Um misto de tudo que foi mencionado, tais artigos nos movem a pensar nos descortinam as
formas pelas quais homens do século XX se lançaram na tarefa de interpretar e (des) qualificar
a diáspora africana. Essas interpretações, muito mais que simples exposição de erudição e
conhecimentos histórico-sociológicos foram elementos importantes na construção das relações
raciais pós-escravidão. Para o professor Hemetério dos Santos, intelectual e “homem das
letras”, a história do negro no Brasil e no mundo estava muito além da escravidão. Portanto,
“em defesa de uma raça” era preciso mostrar aos leitores e aos seus pares intelectuais que a
factível possibilidade de afirmar positivamente o valor da raça negra na história da humanidade.
Tais recursos discursivos procuravam contar outras histórias sobre o passado, refutando a
subalternização dos negros naquele tempo presente.

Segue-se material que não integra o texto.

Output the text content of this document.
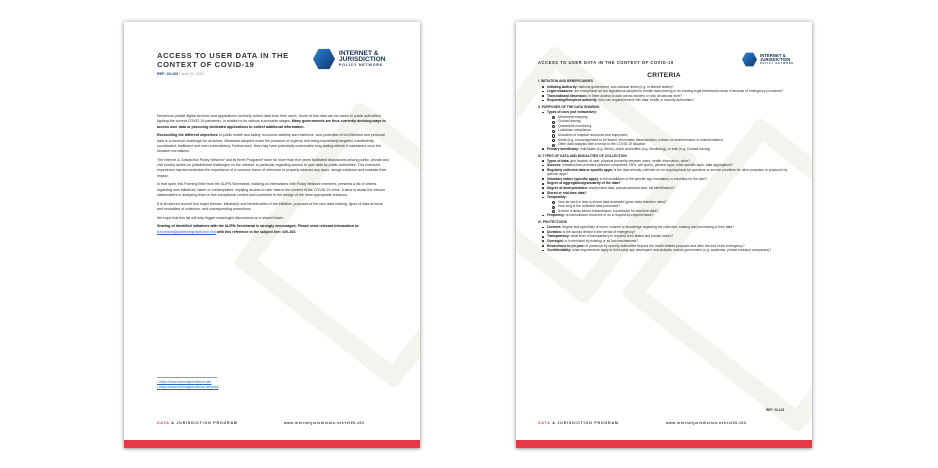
ACCESS TO USER DATA IN THE
CONTEXT OF COVID-19
INTERNET &
JURISDICTION
POLICY NETWORK
REF: 20-103 | April 15, 2020

Numerous private digital services and applications routinely collect data from their users. Some of this data can be useful to public authorities fighting the current COVID-19 pandemic, in relation to its various successive stages. Many governments are thus currently devising ways to access user data or procuring dedicated applications to collect additional information.

Reconciling the different objectives of public health and safety, economic stability and resilience, and protection of civil liberties and personal data is a common challenge for all actors. Measures adopted under the pressure of urgency risk being imprecisely targeted, insufficiently coordinated, inefficient and even contradictory. Furthermore, they may have potentially undesirable long-lasting effects if maintained once the situation normalizes.

The Internet & Jurisdiction Policy Network¹ and its three Programs² have for more than five years facilitated discussions among public, private and civil society actors on jurisdictional challenges on the internet, in particular regarding access to user data by public authorities. This extensive experience has demonstrated the importance of a common frame of reference to properly address any issue, design solutions and evaluate their impact.

In that spirit, this Framing Brief from the I&JPN Secretariat, building on interactions with Policy Network members, presents a list of criteria regarding new initiatives, taken or contemplated, implying access to user data in the context of the COVID-19 crisis. It aims to assist the various stakeholders in analyzing them in this exceptional context and contribute to the design of the most appropriate solutions.

It is structured around four major themes: initiator(s) and beneficiaries of the initiative, purposes of the new data sharing, types of data at issue and modalities of collection, and corresponding protections.

We hope that this list will help trigger meaningful discussions on a shared basis.

Sharing of identified initiatives with the I&JPN Secretariat is strongly encouraged. Please send relevant information to: [secretariat[at]internetjurisdiction.net] with this reference in the subject line: #20-103.

¹ https://www.internetjurisdiction.net/
² https://www.internetjurisdiction.net/work
DATA & JURISDICTION PROGRAM	www.internetjurisdiction.net/ref20-103
ACCESS TO USER DATA IN THE CONTEXT OF COVID-19
INTERNET &
JURISDICTION
POLICY NETWORK
CRITERIA
I. INITIATION AND BENEFICIARIES
Initiating Authority: national government, sub-national levels (e.g. in federal states)?
Legal measures: are exceptional ad hoc legislations adopted to enable data sharing or do existing legal frameworks allow it because of emergency provisions?
Transnational dimension: is there access to data across borders or only at national level?
Requesting/Recipient authority: who can request/receive this data: health or security authorities?
II. PURPOSES OF THE DATA SHARING
Types of uses (not exhaustive):
Movement mapping,
Contact tracing,
Quarantine monitoring,
Lockdown compliance,
Allocation of hospital resources and equipment,
Alerts (e.g. encouragement to be tested, information dissemination, notices on disinformation or misinformation)
Other data analysis with a nexus to the COVID-19 situation
Primary beneficiary: individuals (e.g. Alerts), public authorities (e.g. Monitoring), or both (e.g. Contact tracing)
III. TYPES OF DATA AND MODALITIES OF COLLECTION
Types of data: geo location of user, physical proximity between users, health information, other?
Sources: infrastructure providers (telecom companies, ISPs, wifi spots), general apps, crisis specific apps, data aggregators?
Regularly collected data or specific apps: is the data already collected on an ongoing basis by operators or service providers for other purposes or produced by specific apps?
Voluntary nature (specific apps): is the installation of the specific app mandatory or voluntary for the user?
Degree of aggregation/granularity of the data?
Degree of anonymization: anonymized data, pseudonymized data, full identification?
Stored or real-time data?
Temporality:
How far back in time is stored data accessed (given data retention rules)?
How long is the collected data preserved?
Is there a delay before transmission, in particular for real-time data?
Frequency: is transmission recurrent or on a request-by-request basis?
IV. PROTECTIONS
Consent: degree and specificity of users' consent or knowledge regarding the collection, sharing and processing of their data?
Duration: is the access limited to the period of emergency?
Transparency: what level of transparency is required from states and private actors?
Oversight: is it exercised by existing or ad hoc mechanisms?
Restrictions to (re-)use: in particular by security authorities beyond the health-related purposes and after the end of the emergency?
Confidentiality: what requirements apply to third-party app developers and analysts outside government (e.g. academia, private research companies)?
REF: 20-103
DATA & JURISDICTION PROGRAM	www.internetjurisdiction.net/ref20-103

As relações sociais a partir da abolição não mais deveriam estar assentadas em figuras de
“senhores” e “escravizados”, mas em relações de igualdade, de direitos e deveres entre cidadãos
e o Estado. Contudo, as hierarquias sociais com base nos pertencimentos étnico raciais não se
desfizeram com a abolição. Ao contrário, foram reatualizadas e ressignificadas cotidianamente
nas vidas de sujeitos negros e não-negros, por meio de práticas que situavam e ratificavam na
subalternidade o lugar daqueles. E o espaço da imprensa pode ser entendido enquanto um dos
lócus de (re)produção dessas hierarquias calcadas no pertencimento étnico-racial dos sujeitos.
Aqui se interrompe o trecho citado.